Berberine, strong and bitter in taste and found in various herbs, delivers anti-inflammatory properties via COX-2 inhibition (Fukuda et al. 1999). Kaempferol, a constituent of berberine, is a strikingly active inhibitor of COX-2 activity (Chen et al. 1999; Newmark et al. 2000). Berberine is unique, having the ability to inhibit COX-2 activity without involving the beneficial COX-1 enzyme.

The anti-inflammatory traits of feverfew have an ability to inhibit the COX-2 enzyme (Hwang et al. 1996). According to Newmark et al. (2000), feverfew contains a lactone, or chemical compound called parthenolide. Parthenolide, in turn, contains a variant of methylene-gamma-lactone (MGL) that interacts with macrophages. The white blood cell-lactone interaction suppresses a critical protein process, a repression that ultimately inhibits the COX-2 enzyme. In addition, feverfew contains apigenin (a flavonoid) and melatonin, both COX-2 inhibitors (Murch et al. 1997).

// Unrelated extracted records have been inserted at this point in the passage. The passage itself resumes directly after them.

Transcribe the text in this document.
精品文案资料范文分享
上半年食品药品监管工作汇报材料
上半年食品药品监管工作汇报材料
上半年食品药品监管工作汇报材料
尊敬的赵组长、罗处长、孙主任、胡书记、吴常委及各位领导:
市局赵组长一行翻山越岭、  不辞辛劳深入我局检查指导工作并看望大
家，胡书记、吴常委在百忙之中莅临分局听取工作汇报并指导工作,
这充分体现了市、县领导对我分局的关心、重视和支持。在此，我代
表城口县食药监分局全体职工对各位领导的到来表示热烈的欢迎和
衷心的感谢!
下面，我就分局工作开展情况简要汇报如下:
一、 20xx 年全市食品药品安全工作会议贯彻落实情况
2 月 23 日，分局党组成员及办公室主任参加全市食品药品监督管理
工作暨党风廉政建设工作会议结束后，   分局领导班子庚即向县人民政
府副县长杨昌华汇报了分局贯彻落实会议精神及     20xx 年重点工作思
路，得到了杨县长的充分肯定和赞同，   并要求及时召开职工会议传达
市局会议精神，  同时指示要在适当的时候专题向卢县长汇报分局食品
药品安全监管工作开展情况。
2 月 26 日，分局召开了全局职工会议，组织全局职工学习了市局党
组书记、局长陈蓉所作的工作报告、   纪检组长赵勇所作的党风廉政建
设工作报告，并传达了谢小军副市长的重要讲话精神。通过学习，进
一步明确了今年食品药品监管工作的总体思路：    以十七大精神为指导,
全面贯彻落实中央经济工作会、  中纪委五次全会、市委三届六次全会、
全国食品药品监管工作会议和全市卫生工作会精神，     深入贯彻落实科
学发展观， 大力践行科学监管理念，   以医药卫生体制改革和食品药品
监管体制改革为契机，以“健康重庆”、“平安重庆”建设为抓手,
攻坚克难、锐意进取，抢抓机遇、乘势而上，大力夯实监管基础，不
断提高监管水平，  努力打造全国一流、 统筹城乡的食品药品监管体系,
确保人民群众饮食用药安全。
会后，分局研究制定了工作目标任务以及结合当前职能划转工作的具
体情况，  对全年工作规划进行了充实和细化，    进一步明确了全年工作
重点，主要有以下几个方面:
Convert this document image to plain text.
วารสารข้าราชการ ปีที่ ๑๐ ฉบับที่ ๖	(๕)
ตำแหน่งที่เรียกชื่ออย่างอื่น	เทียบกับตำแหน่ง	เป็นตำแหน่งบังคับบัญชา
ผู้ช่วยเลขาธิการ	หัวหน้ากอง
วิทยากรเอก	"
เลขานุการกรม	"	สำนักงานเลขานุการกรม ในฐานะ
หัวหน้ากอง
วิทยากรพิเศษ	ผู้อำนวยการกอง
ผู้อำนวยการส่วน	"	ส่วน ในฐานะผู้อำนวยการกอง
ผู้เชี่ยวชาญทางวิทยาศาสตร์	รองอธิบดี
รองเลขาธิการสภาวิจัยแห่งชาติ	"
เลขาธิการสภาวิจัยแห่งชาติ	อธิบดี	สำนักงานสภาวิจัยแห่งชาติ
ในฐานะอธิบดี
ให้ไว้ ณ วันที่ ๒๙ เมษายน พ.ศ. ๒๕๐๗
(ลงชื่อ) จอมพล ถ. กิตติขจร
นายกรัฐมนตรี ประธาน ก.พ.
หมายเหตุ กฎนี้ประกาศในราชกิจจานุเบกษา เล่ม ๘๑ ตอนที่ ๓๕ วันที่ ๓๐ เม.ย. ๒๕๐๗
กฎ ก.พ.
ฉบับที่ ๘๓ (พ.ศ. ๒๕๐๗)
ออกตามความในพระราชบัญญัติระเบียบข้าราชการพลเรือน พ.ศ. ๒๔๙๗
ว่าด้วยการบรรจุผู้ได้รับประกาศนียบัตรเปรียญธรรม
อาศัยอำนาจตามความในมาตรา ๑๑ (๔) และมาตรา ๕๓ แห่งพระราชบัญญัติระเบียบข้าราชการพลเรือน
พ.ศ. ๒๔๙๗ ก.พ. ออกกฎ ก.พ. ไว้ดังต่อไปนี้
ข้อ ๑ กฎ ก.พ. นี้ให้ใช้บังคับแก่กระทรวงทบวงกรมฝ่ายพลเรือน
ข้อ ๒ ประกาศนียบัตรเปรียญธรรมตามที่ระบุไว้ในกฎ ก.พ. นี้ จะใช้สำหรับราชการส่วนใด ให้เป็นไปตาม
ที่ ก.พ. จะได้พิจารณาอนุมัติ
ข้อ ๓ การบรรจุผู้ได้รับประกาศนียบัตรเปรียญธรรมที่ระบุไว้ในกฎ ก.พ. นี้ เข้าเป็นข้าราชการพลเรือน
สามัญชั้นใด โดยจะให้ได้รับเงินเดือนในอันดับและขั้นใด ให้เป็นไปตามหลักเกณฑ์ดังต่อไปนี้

From the scores of biologically active components contained in ginger, some are specific for inhibiting COX-2 and others for inhibiting 5-lipoxygenase, enzymes responsible for the formation of pro-inflammatory agents (prostaglandin E2 and leukotriene B4) from AA. Ginger safely modulates COX-2 activity but also brings balance to COX-1 (an enzyme responsible for gastric mucosal integrity) in a manner vastly superior to synthetic NSAIDs (Newmark et al. 2000; Reiter et al. 2001).

Salicylic acid, the main anti-inflammatory component of aspirin, is a naturally occurring compound found in green tea, having COX-2 inhibiting qualities. The polyphenols and flavonoids contained in green tea are also COX-2 inhibitors (Noreen et al. 1998).